Technologia wysokiej czystości i zestawy do adsorpcji krzemionki

Zestawy do adsorpcji High Pure i krzemionki opracowane przez firmę Roche zależą od tendencji kwasów nukleinowych do adsorpcji na krzemionce (szkle) w obecności soli chaotropowej, takiej jak jodek sodu (NaI), tiocyjanian guanidyny lub chlorowodorek guanidyny [Melzak et al. (1996), J. Colloid Interface Sci. (USA) 181, 635-644]. Tendencja ta została odkryta przez Vogelsteina i Gillespie [Vogelstein, B. i Gillespie, D. (1979), Proc. Natl. Acad. Sci. USA 76, 615-619], którzy odkryli, że fragmenty DNA adsorbują się na sproszkowanym szkle krzemiennym w obecności nasyconego NaI. Późniejsze prace wykazały, że inne kwasy nukleinowe adsorbują się na szkle w obecności innych chaotropów.

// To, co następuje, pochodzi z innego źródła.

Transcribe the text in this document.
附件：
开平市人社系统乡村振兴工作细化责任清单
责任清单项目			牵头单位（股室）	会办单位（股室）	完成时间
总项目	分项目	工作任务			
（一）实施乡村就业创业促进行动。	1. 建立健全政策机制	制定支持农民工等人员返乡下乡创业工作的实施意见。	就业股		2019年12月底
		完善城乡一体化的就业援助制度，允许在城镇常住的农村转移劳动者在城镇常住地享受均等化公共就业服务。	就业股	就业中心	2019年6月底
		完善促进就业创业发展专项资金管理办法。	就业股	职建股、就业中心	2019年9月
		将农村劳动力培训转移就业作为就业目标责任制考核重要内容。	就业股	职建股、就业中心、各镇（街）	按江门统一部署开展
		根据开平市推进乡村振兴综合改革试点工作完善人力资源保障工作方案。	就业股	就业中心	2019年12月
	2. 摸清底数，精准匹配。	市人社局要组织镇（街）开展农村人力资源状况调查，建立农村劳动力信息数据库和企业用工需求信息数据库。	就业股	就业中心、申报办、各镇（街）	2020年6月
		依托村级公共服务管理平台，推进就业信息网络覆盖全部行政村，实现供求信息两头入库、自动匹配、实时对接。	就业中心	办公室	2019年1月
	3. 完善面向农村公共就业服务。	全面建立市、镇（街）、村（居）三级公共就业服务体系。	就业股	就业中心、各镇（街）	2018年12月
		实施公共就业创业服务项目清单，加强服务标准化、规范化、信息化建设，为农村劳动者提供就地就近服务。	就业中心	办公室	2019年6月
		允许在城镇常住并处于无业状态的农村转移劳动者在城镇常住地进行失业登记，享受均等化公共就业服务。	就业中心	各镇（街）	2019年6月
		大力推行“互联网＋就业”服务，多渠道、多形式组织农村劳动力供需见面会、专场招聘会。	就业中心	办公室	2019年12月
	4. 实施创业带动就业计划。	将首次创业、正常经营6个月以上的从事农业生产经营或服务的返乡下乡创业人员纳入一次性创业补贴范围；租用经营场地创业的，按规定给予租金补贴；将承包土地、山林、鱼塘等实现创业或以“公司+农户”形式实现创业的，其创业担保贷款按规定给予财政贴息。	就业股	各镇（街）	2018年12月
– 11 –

Różne rodzaje kwasów nukleinowych adsorbują się mniej lub bardziej ściśle na szkle w zależności od siły jonowej i pH otaczającego roztworu. Do elucji kwasu nukleinowego ze szkła stosuje się bufor o niskiej zawartości soli lub wodę. W każdym zestawie metoda ta jest zoptymalizowana pod kątem przygotowania określonego rodzaju kwasu nukleinowego. W każdym zestawie High Pure kroki są zasadniczo takie same i wymagają zaledwie kilku minut. Kwasy nukleinowe przygotowane za pomocą tych zestawów mogą być używane bezpośrednio w różnych dalszych zastosowaniach.

Rysunek 1. Zasada działania kolumny obrotowej

Zestawy High Pure

Zestawy High Pure (np. High Pure PCR Template Preparation Kit, Product No. 11796828001; High Pure PCR Cleanup Micro Kit, Product No. 4983955001) wykorzystują włókninę szklaną unieruchomioną w specjalnej plastikowej probówce z filtrem.

Zestaw do adsorpcji krzemionki

Zamiast włókna szklanego (jak w zestawach High Pure), zestaw do ekstrakcji DNA w żelu agarozowym (nr produktu. 11696505001) wykorzystuje kulki krzemionkowe, które są przenoszone przez pipetowanie, aby adsorbować DNA.

Zestaw wykorzystuje kroki podobne do tych z zestawów High Pure do oczyszczania DNA z materiału wyjściowego. Kwas nukleinowy jest adsorbowany na krzemionce w obecności soli chaotropowej, granulowany przez odwirowanie (podczas adsorpcji na kulkach krzemionkowych), intensywnie płukany w celu usunięcia zanieczyszczeń, a następnie uwalniany z kulek za pomocą buforu o niskiej zawartości soli. Wyizolowane DNA jest wystarczająco czyste, aby można je było wykorzystać bezpośrednio do znakowania, sekwencjonowania, ligacji i transformacji oraz innych procedur wymagających stężonego DNA.